About five weeks ago, I noticed the skin of our pet lizard was growing dusty. It worried me. I reported the strange surface on the skin of the lizard to my husband and children the next morning. Seconds later, our lizard emerged from its tank with its old skin flowing behind it.
I didn't think about it much until a morning last week when I knocked my favorite teapot off the table. It burst into hundreds of pieces. As I swept up the mess, I wondered why we had been breaking so many things over the months.
The destruction started three months ago. It was my husband's birthday. He had just lost his job. The uncertainty was starting to wear on us, so I wanted to do something special.
"Let's make a cake for Dad" I cried.
My kids screamed with joy. We baked, iced and sprinkled for most of the day. Candles on the cake! Balloons on the walls! Flowers on the table!
Two hours before my husband came back home from another job interview, my daughter climbed up to grab a glass vase from a high shelf. It fell and crashed beside the cake. Tiny pieces of glass were everywhere. She sobbed loudly as I threw the cake away. My husband had banana pudding for his birthday.
Three days ago, the light in our living room suddenly went out. After several frustrating hours of unsuccessful attempts to fix it, my husband suggested watching the Michael Jordan documentary series The Last Dance.

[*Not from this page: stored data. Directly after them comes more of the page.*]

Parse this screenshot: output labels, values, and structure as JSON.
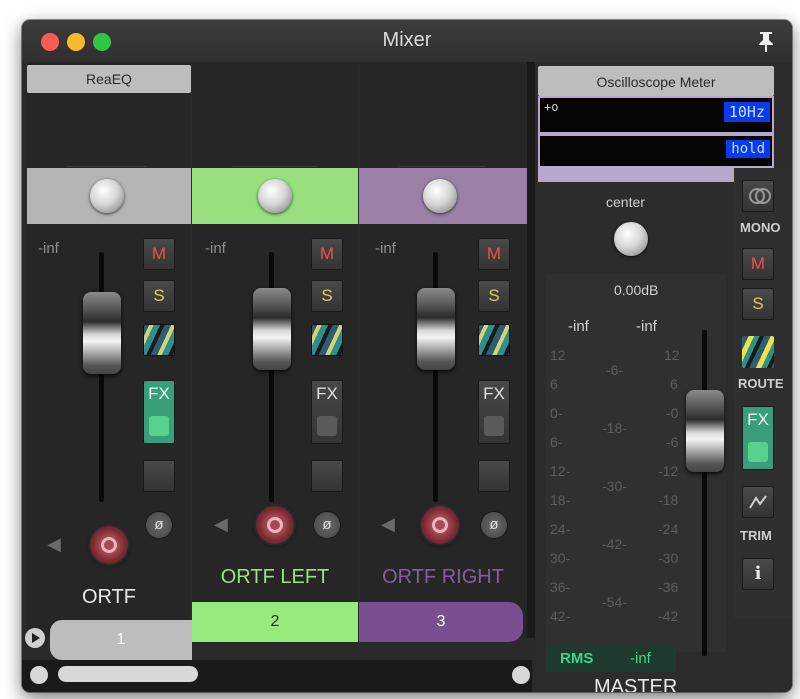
{
  "window": {
    "title": "Mixer"
  },
  "tracks": [
    {
      "fx": "ReaEQ",
      "volume": "-inf",
      "mute": "M",
      "solo": "S",
      "fx_label": "FX",
      "name": "ORTF",
      "number": "1",
      "color": "#bdbdbd",
      "name_color": "#e8e8e8"
    },
    {
      "fx": "",
      "volume": "-inf",
      "mute": "M",
      "solo": "S",
      "fx_label": "FX",
      "name": "ORTF LEFT",
      "number": "2",
      "color": "#98ea7c",
      "name_color": "#9be27d"
    },
    {
      "fx": "",
      "volume": "-inf",
      "mute": "M",
      "solo": "S",
      "fx_label": "FX",
      "name": "ORTF RIGHT",
      "number": "3",
      "color": "#7a4f8f",
      "name_color": "#8a5aa0"
    }
  ],
  "master": {
    "fx": "Oscilloscope Meter",
    "freq": "10Hz",
    "hold": "hold",
    "pan_label": "center",
    "gain": "0.00dB",
    "peak_l": "-inf",
    "peak_r": "-inf",
    "scale_outer": [
      "12",
      "6",
      "0-",
      "6-",
      "12-",
      "18-",
      "24-",
      "30-",
      "36-",
      "42-"
    ],
    "scale_outer_r": [
      "12",
      "6",
      "-0",
      "-6",
      "-12",
      "-18",
      "-24",
      "-30",
      "-36",
      "-42"
    ],
    "scale_mid": [
      "-6-",
      "-18-",
      "-30-",
      "-42-",
      "-54-"
    ],
    "rms_label": "RMS",
    "rms_value": "-inf",
    "name": "MASTER",
    "mono": "MONO",
    "mute": "M",
    "solo": "S",
    "route": "ROUTE",
    "fx_label": "FX",
    "trim": "TRIM",
    "info": "i"
  }
}
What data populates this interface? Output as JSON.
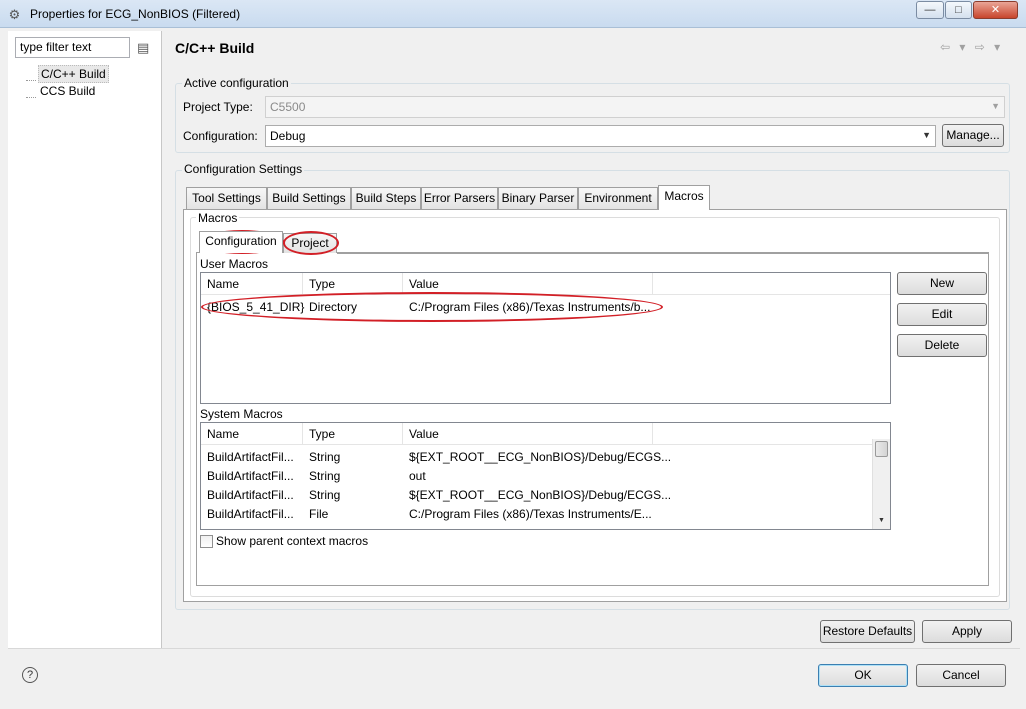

The poignancy of Jordan retiring from his beloved basketball to play baseball and what had pushed him to make such a tough decision took me by surprise. As I watched him take off his basketball uniform and replace it with a baseball uniform, I saw him leaving behind the layer that no longer served him, just as our lizard had. Neither of them chose the moment that had transformed them. But they had to live with who they were after everything was different. Just like us. I realized that we have to learn to leave the past behind.
Humans do not shed skin as easily as other animals. The beginning of change is upsetting. The process is tiring. Damage changes us before we are ready. I see our lizard, raw and nearly new.
Jordan said that no matter how it ends, it starts with hope. With our tender, hopeful skin, that is where we begin.